The Maori Party is reviewing its policy of allowing its MPs to split their votes on some legislative issues, after being warned it may weaken its bargaining power at the next election.
The party's MPs will hold a two-day caucus meeting in Wellington this week and co-leader Pita Sharples said the issue would be on the agenda.
The party - which co-leader Tariana Turia described last week as neither left nor right, but kaupapa and tikanga-driven - may yet hold the balance of power after the next election and it will be courted by both major parties this year.
But Dr Sharples said questions had been asked about the split-voting, which the party had engaged in several times.
"I think we will have to look at our own strategies, how we vote, how we behave, because [so far] we've had the luxury of being able to split our vote when we don't agree, after discussion.

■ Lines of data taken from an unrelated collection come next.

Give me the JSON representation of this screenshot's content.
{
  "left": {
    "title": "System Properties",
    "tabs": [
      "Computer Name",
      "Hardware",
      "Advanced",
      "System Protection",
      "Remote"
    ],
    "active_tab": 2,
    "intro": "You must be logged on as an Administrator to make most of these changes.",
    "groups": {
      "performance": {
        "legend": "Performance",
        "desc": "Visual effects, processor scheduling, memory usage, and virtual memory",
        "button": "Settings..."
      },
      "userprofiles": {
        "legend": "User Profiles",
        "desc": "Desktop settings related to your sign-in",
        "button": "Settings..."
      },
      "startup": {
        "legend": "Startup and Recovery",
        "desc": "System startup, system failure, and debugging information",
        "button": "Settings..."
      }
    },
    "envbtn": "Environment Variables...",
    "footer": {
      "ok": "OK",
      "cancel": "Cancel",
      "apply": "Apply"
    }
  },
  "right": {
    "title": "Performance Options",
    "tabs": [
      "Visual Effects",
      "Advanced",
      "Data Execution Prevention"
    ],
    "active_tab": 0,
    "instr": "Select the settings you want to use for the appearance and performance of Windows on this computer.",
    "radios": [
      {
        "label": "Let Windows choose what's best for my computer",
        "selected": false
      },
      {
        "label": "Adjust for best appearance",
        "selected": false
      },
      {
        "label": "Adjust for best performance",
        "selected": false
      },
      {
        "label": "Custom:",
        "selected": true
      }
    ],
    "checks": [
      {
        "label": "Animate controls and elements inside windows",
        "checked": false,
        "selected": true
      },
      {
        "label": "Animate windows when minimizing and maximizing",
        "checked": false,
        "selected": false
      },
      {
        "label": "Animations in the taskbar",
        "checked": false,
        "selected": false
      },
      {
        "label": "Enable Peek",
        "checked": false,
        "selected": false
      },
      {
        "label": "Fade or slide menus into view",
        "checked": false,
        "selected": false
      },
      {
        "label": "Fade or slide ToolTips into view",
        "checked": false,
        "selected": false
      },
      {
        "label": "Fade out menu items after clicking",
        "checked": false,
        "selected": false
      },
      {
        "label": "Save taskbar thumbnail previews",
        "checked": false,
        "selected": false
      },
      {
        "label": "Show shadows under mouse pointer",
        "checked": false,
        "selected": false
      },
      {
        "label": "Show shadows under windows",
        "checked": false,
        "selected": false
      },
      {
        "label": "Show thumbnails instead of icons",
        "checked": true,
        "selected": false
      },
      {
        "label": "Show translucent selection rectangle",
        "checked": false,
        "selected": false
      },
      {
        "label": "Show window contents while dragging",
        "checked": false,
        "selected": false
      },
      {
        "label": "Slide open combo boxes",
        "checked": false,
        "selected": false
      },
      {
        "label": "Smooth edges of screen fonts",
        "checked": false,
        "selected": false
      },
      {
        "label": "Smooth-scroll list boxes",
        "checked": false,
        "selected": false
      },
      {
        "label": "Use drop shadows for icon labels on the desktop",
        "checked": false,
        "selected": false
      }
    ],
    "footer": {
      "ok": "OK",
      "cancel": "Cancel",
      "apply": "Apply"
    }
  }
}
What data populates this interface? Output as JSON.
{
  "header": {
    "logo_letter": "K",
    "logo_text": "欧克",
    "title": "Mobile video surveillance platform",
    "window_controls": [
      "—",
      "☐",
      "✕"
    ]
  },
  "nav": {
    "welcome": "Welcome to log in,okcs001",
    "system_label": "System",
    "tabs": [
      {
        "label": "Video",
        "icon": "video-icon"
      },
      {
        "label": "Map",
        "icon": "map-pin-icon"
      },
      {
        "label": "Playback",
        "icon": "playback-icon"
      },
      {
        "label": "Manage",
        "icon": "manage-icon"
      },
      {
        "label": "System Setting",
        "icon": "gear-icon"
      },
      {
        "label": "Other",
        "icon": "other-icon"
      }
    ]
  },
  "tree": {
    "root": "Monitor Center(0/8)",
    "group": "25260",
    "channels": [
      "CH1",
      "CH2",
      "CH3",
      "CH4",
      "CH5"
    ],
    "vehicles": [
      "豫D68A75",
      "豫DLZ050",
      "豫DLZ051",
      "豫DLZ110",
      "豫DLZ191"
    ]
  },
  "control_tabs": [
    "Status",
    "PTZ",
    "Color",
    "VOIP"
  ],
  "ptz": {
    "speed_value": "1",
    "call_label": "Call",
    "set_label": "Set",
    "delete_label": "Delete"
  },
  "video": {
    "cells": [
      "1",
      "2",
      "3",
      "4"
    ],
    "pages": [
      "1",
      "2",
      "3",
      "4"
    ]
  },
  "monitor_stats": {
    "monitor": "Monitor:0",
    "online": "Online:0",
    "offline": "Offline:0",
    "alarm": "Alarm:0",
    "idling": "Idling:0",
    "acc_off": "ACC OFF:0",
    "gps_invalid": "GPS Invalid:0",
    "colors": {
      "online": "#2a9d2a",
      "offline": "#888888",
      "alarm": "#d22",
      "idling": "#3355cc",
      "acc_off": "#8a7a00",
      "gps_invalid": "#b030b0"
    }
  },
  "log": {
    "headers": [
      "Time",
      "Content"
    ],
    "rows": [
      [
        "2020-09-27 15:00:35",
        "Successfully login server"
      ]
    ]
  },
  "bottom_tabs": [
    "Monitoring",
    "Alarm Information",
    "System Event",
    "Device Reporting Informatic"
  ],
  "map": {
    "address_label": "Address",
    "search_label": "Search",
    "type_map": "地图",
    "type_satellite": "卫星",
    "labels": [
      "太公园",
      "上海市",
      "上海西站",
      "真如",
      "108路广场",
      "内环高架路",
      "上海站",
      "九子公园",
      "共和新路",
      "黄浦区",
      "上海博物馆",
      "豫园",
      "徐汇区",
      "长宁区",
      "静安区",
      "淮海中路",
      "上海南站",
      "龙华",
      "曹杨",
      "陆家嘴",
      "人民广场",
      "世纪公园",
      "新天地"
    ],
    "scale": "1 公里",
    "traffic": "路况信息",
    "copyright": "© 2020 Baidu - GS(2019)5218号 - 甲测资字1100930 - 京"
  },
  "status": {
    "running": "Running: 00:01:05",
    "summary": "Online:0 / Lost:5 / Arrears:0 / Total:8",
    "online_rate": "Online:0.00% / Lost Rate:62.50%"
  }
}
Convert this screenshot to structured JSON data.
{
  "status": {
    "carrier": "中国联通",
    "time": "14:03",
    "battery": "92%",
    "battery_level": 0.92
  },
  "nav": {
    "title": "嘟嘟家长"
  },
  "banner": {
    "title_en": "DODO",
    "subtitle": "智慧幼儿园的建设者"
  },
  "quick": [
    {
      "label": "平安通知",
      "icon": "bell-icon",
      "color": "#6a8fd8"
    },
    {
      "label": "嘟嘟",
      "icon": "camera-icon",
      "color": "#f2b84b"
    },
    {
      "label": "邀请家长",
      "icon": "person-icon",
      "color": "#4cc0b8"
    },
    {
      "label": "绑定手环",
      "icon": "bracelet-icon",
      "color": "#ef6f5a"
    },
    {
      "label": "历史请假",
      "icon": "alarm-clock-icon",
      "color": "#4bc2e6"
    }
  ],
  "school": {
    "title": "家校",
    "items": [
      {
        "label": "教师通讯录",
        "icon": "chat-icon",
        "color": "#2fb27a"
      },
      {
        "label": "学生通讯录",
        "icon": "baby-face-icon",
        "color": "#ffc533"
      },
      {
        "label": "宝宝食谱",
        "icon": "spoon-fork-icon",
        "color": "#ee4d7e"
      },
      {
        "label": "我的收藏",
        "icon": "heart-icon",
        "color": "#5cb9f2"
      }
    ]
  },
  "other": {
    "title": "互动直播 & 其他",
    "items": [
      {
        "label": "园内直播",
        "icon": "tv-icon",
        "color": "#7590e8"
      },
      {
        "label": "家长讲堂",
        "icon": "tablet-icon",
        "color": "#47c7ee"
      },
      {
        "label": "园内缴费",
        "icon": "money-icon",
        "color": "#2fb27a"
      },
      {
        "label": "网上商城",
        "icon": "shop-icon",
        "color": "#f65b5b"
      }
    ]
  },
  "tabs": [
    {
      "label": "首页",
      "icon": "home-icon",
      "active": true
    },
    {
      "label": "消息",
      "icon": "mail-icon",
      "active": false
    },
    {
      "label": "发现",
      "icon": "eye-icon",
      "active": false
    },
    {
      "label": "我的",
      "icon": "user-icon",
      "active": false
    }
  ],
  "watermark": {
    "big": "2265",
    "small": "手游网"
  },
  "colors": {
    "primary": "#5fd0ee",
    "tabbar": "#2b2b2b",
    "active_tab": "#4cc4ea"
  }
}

"We don't want to do that, but we have done it once or twice and I guess we have to get a policy on that otherwise people will say 'you can't go with them because you can't count on their vote'.
"The critics tell us so long as Maori keep splitting their vote people are going to look at them as a dubious partner in any sort of an alliance."
Dr Sharples said he quite liked the ability to split votes and it was not yet clear the party would abandon the policy.
"Maybe that's the way [the status quo] it will have to be."
Although the Maori Party did not want to remain on the crossbenches indefinitely "we're not looking specifically for an alliance at all.
"We want to take Maori things forward tooth and nail."
Prime Minister Helen Clark has declined to specifically respond to Mrs Turia's statement last week that she believed Labour no longer considered the Maori Party "the last cab off the rank" as a potential governing partner. Mrs Turia also called for a better working relationship with Labour this year.
But Helen Clark's spokeswoman said: "The Prime Minister welcomes Tariana Turia's openness to a working relationship with Labour now and in the future."
Labour had sought constructive relationships with all the smaller parties since the election and "that includes the Maori Party".
In MMP politics, parties worked together where they could define common objectives.